La Liberté ÉDITO

Par Jean-Pierre Dubé

@jeanpierre_dube

La Liberté du 16 octobre 2013

 

Le 4 mars 1870. Le jour même de l’exécution « pour l’exemple » de Thomas Scott par le Gouvernement provisoire de Louis Riel, Ottawa a décidé d’envoyer au Manitoba une expédition militaire. Mission : « rétablir l’ordre ».

Ainsi commence le plus récent ouvrage de l’historienne Jacqueline Blay, Le Temps des outrages 1870-1916, couvrant la période la plus difficile de notre histoire. Twitter n’avait pas été inventé et Ottawa ne savait rien de l’exécution : il n’y avait pas de relation entre les deux évènements.

Celui qui avait maintes fois soulevé la révolte armée contre l’autorité n’est plus. « Immédiatement, rappelle l’auteure, le calme revient à la colonie de la Rivière-Rouge et au fort Garry ». On peut le comprendre : l’orangiste est fusillé au lever du jour devant 150 témoins.

Mais l’expédition du colonel Wolseley n’est pas annulée malgré l’adoption de l’Acte du Manitoba.

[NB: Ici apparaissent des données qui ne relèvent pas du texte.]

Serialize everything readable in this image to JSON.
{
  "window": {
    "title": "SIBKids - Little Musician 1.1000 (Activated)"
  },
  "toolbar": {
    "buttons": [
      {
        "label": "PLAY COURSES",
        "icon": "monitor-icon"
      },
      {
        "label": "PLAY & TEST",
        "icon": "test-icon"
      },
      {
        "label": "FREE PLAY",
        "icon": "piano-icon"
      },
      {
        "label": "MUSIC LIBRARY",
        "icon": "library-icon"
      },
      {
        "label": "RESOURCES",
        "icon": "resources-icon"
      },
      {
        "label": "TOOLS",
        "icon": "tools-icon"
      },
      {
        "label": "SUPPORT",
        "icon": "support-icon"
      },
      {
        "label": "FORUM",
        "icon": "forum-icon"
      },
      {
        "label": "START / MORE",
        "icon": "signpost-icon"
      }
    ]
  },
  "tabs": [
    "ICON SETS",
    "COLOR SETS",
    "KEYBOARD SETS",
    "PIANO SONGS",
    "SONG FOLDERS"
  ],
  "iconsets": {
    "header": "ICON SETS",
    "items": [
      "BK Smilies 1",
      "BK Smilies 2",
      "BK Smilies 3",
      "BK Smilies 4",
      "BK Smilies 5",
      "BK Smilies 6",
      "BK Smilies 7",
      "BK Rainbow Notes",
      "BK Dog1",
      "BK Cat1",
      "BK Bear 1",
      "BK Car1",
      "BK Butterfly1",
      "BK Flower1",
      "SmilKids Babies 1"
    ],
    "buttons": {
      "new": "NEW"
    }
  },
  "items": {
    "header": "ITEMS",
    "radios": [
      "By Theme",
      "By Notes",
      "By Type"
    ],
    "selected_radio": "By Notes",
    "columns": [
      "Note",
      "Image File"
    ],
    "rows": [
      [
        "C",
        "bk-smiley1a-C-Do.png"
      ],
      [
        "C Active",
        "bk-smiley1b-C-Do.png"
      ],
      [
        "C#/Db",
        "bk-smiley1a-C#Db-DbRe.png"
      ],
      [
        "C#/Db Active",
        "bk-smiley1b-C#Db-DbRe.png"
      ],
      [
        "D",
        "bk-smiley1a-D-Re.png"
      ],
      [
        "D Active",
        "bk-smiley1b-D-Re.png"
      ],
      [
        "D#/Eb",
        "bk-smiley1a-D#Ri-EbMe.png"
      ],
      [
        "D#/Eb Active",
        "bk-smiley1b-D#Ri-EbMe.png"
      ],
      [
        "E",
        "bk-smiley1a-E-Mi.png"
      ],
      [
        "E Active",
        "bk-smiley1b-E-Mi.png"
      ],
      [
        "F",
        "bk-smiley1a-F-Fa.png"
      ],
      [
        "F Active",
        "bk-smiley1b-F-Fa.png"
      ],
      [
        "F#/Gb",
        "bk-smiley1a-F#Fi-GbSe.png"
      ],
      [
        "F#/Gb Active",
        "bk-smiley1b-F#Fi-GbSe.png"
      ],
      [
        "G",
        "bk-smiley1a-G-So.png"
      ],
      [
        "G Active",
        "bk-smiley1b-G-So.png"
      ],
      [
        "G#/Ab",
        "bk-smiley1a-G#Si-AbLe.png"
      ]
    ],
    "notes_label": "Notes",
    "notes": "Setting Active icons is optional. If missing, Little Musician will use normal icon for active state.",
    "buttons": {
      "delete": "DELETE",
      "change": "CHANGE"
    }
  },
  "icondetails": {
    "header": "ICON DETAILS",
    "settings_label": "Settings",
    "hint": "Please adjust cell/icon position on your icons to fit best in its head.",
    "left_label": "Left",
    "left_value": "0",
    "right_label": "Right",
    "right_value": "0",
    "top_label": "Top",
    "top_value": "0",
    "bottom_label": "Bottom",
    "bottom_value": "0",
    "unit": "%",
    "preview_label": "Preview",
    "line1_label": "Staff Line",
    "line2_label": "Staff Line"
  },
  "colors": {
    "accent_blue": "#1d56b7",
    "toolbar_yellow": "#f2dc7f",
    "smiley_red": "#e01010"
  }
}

L’intention a changé : l’Ontario s’enrôle pour capturer Riel et venger la mort de Scott. Les 1 400 troupes arrivent à la colonie les baïonnettes déployées et ne trouvent personne. Une semaine plus tard, Wolseley est rappelé à Ottawa et c’est le désordre qui s’établit.

« Il laisse derrière lui des troupes qui vont tout se permettre, écrit Jacqueline Blay : viols, incendies, rapines, batailles rangées dans les rues, etc., pendant au moins deux ans. » On connaît la suite : pas d’amnistie pour les Métis, peu de terres pour leurs enfants, retrait du bilinguisme et place aux orangistes à la Législature.

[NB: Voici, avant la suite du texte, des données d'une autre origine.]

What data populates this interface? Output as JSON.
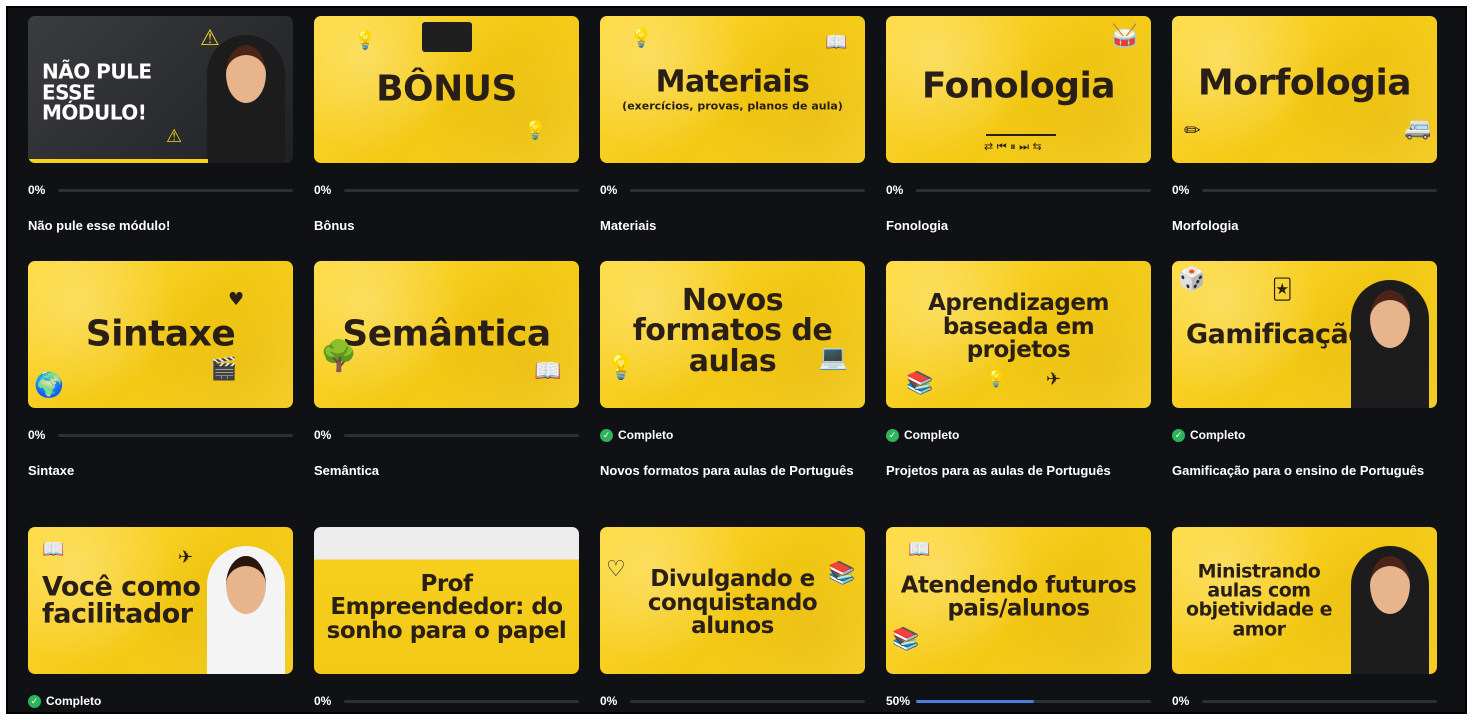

Le Manitoba devient invivable pour ses fondateurs. Leur fuite vers l’Ouest ressemble à un exode, rappelle l’historienne : « 10 % des Métis entre 1871 et 1876, 20 % entre 1877 et 1880, et 70 % entre 1881 et 1884 ».

Ce n’est pas une belle histoire, elle fait encore mal. Mais sa lecture s’impose, si l’on veut pénétrer la douleur et la rage couvées depuis ces temps à aujourd’hui. Car il s’agit de cela, on le sent dans la plume justicière de l’auteure. Elle voue cet ouvrage à réhabiliter ces « réfugiés dans leur propre pays », selon l’expression du philosophe John Saul.

Le Temps des outrages complète une année féconde et variée en histoire manitobaine. L’automne 2012 nous a livré l’essai de Raymond Hébert sur la révolution tranquille et le récit journalistique de Bernard Bocquel sur le plus ancien mouvement métis du pays. En 2013 sont arrivés l’étonnante biographique d’Edmond Roy, un jugement de la Cour suprême, les chroniques du 100e de La Liberté et, le 30 septembre, le très attendu Tome 2 du « devoir de mémoire » de Jacqueline Blay.

On dit que l’histoire appartient aux vainqueurs. Que la mémoire des vaincus ne mérite que pleurs et grincement de dents. Tant que demeure la honte exposée par Edmond Roy, notre passé n’est pas enseigné.

Mais l’histoire peut-elle appartenir aussi à ceux qui parviennent à l’écrire? Les Métis et francophones sont-ils en voie de vaincre leurs fantômes? De toute évidence, on a maintenant matière à enseigner. Et ce n’est pas fini.